The idea that children who are exposed to one environmental event or another develop immutable brain changes has even affected highly important research in adverse childhood experiences like child abuse. Researchers do brain scans of abuse victims as adults and compare them to control subjects who had more loving childhoods, and differences in the size and activity of certain tracts remain. Hence, these researchers state, these brain changes are now irreversible.

Well, they may be, but we still don’t really know. I kind of doubt it. There is some limited evidence that some of the changes can modulate with therapy, as described in a recent article in the German journal Nervenarzt (November 2018) by Schmahl et. al. Their conclusion:

Although the overall database is still sparse, clinical improvement in psychotherapy appears to be associated with modulation of brain structure and function. Frontolimbic regulation circuits including the amygdala, insula, anterior cingulate cortex (ACC) and other prefrontal areas appear to be involved in these changes. An important finding is the reduction of initially increased amygdala activity after successful Dialectical Behavior Therapy.

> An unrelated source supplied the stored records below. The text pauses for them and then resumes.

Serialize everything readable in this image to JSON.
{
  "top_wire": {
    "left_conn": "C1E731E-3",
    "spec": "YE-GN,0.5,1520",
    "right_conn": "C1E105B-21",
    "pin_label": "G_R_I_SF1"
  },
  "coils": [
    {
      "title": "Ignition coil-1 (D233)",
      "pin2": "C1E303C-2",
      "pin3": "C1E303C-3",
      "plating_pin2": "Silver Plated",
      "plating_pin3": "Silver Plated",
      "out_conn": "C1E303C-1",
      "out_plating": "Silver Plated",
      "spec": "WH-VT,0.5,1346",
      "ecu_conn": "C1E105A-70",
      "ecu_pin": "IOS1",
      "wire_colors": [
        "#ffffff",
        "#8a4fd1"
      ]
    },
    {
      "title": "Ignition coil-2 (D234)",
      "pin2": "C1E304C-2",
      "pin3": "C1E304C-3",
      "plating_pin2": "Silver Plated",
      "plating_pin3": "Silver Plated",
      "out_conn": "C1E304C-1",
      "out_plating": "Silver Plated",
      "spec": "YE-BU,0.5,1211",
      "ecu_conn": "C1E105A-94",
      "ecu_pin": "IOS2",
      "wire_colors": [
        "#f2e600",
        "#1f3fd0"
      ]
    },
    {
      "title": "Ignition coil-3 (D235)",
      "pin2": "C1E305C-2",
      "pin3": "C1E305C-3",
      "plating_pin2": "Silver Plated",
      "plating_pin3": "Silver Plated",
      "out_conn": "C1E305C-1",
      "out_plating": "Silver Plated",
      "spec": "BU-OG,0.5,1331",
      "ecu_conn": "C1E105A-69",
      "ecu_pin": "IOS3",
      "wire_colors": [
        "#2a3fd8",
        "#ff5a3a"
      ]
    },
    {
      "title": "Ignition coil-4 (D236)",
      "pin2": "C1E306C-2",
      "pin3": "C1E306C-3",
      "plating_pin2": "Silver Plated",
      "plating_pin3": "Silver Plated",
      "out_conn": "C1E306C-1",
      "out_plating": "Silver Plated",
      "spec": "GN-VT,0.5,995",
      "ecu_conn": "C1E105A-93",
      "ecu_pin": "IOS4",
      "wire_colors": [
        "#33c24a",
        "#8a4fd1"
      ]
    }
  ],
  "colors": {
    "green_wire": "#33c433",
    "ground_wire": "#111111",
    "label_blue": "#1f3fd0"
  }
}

Some researchers seem to think that, because subjects are no longer being actually beaten or molested, that the involved brain tracks are no longer being strengthened through environmental reinforcement. That must also mean that continued negative interactions with the attachment figures have come to a complete stop. Nonsense. These children continue to be around them throughout their lives, or in some cases do cut them off, but hear about them through other relatives. The “different” brain structures are thusly maintained. If that reinforcement were to be corrected, maybe those tracts would start to revert back to the size and activity levels seen in the control subjects.